We performed exome sequencing (ES) in 16 individuals with non-neurogenic neurogenic bladder or voiding dysfunction. Individuals with obstructive uropathy, spinal cord lesions, or a known neurological cause for their disease were excluded. In addition, we reviewed ES results from 24 individuals with non-neurogenic neurogenic bladder who have been described in our prior studies (van der Ven JASN 2018; Seltzsam Genet Med 2022) and analyzed data for variants in 76 candidate genes purported to play a role in urothelial signaling, detrusor function, or neuronal innervation of the bladder.

Results

We identified a pathogenic variant in 3/16 (18%) individuals with lower urinary tract dysfunction.
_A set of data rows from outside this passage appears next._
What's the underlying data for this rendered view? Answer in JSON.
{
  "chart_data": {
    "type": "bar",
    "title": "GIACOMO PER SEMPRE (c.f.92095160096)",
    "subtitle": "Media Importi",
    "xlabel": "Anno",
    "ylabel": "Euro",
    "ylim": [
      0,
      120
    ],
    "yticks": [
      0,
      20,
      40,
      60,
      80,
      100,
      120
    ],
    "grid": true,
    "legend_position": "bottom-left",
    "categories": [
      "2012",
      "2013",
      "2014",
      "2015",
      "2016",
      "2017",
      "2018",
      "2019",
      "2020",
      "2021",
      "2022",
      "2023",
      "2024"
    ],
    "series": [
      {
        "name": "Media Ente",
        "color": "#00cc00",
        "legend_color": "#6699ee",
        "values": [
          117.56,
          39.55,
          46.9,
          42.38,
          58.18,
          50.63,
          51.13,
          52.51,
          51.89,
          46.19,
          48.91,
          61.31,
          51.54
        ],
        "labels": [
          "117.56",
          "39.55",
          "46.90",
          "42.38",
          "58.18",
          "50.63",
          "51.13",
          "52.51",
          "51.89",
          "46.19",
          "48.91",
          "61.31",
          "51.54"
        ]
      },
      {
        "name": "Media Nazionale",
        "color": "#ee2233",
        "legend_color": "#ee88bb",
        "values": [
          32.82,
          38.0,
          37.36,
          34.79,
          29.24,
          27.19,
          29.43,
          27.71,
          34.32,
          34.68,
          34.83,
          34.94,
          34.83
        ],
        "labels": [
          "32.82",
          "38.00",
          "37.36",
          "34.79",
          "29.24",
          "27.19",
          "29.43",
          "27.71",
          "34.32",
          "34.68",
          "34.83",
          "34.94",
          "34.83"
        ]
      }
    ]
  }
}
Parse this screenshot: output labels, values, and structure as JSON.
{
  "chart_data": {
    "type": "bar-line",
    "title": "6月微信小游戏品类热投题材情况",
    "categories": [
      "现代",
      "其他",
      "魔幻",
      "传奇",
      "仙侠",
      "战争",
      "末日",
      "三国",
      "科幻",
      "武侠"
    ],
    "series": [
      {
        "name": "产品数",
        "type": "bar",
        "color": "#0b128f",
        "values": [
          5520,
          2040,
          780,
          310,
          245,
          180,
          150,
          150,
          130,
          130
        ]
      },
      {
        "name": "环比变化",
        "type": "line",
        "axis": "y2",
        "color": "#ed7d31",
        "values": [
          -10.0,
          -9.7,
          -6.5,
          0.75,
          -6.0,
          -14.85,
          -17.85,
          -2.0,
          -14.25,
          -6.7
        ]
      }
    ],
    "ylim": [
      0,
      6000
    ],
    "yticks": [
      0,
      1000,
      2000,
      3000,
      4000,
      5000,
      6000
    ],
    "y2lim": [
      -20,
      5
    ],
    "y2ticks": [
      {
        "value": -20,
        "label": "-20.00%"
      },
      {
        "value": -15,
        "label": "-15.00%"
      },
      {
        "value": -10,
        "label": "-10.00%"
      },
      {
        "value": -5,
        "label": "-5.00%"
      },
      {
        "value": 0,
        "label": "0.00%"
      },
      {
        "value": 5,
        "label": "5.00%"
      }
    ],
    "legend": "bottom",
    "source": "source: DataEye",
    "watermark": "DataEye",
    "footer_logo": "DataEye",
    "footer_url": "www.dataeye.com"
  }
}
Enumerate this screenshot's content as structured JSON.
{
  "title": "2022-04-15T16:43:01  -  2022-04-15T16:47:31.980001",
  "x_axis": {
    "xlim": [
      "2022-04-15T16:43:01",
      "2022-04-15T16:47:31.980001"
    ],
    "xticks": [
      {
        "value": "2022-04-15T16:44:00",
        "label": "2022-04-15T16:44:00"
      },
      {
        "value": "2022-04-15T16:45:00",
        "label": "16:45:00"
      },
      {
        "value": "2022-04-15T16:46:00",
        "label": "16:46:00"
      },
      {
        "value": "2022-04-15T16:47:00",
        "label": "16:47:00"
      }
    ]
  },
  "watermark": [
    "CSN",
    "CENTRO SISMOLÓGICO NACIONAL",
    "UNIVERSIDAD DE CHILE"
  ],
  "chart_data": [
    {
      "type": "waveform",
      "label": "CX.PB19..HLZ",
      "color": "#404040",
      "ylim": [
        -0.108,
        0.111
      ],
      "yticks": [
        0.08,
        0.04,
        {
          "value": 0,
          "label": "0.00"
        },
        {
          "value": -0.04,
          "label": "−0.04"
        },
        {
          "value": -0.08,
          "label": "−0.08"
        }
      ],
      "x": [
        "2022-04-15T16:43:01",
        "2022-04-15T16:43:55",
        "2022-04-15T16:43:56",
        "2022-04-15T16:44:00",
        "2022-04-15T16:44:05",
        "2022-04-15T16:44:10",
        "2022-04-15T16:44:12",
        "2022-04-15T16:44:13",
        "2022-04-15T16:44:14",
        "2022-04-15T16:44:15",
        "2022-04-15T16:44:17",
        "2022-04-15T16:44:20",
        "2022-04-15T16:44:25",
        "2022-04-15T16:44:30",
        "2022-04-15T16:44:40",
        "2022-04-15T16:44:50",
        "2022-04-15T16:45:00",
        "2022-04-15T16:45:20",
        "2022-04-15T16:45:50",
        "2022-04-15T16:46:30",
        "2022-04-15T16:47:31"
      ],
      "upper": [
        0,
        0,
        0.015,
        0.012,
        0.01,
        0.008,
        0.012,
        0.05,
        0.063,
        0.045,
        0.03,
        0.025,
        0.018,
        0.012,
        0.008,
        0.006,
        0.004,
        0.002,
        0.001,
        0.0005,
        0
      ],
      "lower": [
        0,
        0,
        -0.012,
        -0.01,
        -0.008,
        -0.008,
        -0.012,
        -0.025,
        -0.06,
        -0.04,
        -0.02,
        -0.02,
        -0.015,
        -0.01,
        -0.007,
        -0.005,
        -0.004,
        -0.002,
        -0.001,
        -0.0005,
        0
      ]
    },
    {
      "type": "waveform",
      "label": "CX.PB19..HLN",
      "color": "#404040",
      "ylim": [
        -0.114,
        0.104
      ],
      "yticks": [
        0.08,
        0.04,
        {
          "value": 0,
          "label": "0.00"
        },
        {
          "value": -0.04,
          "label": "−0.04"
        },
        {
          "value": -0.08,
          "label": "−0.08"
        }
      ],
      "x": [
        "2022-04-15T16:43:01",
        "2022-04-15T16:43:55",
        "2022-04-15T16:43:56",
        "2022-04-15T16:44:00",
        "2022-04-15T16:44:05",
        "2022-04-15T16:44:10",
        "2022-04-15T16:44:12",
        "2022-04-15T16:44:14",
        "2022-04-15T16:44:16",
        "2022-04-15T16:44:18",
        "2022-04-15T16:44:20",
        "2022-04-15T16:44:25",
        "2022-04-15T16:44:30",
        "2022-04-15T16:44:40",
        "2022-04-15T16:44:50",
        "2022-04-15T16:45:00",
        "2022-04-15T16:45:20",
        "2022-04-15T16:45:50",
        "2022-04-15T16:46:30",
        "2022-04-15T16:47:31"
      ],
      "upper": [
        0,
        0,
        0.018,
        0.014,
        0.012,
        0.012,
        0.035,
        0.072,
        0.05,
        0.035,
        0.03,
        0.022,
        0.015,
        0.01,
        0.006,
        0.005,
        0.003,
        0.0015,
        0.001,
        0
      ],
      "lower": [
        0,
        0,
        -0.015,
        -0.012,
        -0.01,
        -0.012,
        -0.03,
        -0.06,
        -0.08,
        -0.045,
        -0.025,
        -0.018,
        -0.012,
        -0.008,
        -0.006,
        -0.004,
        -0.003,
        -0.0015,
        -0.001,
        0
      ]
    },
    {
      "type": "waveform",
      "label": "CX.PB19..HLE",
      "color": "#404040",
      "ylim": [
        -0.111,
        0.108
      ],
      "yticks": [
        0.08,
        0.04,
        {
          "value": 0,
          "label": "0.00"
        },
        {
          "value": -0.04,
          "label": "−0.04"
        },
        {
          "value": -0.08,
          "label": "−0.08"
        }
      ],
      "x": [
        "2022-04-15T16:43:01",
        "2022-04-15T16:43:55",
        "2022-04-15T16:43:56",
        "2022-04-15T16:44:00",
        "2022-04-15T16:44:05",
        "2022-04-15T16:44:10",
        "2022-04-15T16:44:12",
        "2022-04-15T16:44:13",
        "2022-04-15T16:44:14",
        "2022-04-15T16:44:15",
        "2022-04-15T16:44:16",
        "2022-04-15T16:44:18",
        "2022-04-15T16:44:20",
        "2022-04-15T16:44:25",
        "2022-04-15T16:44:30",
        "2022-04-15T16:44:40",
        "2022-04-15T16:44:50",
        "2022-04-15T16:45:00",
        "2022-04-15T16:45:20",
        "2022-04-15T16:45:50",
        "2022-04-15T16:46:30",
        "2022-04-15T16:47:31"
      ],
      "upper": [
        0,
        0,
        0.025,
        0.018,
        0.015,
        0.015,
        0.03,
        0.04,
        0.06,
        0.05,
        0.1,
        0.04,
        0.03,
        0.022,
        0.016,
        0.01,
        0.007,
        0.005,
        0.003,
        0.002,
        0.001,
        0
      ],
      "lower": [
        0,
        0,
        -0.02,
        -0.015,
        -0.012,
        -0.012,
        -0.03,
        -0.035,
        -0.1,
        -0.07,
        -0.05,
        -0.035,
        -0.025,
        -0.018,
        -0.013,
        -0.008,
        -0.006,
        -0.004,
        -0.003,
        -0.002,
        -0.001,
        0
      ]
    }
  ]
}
Two individuals had homozygous variants in HPSE2 (c.1099-2A>G, essential splice; exon9 deletion) and one individual had a homozygous variant in a phenocopy gene ARL6 (c. 500_502delGAG, p.Gly67del), which causes a renal-retinal ciliopathy. Of the 24 individuals described in our prior publications, four had known pathogenic variants, of which three were homozygous pathogenic variants in HPSE2 (c.457C>T, p.Arg153*; c.1099-2A>G, essential splice; exon 9 deletion). In total, 7/40 (17%) of our cohort were found to have a monogenic cause for their disease. Notably, two individuals in this cohort had homozygous deletions in exon 9 in HPSE2, which were identified only through manual inspection of ES data.

Conclusion

Variants in HPSE2 are a common cause of non-neurogenic neurogenic bladder in our consanguineous cohort. Structural variants in HPSE2 were identified in our cohort and have been described previously (Beaman Front Genet 13:896125, 2022), underscoring the importance of incorporating CNV analyses into genetic testing for individuals with lower urinary tract or voiding dysfunction.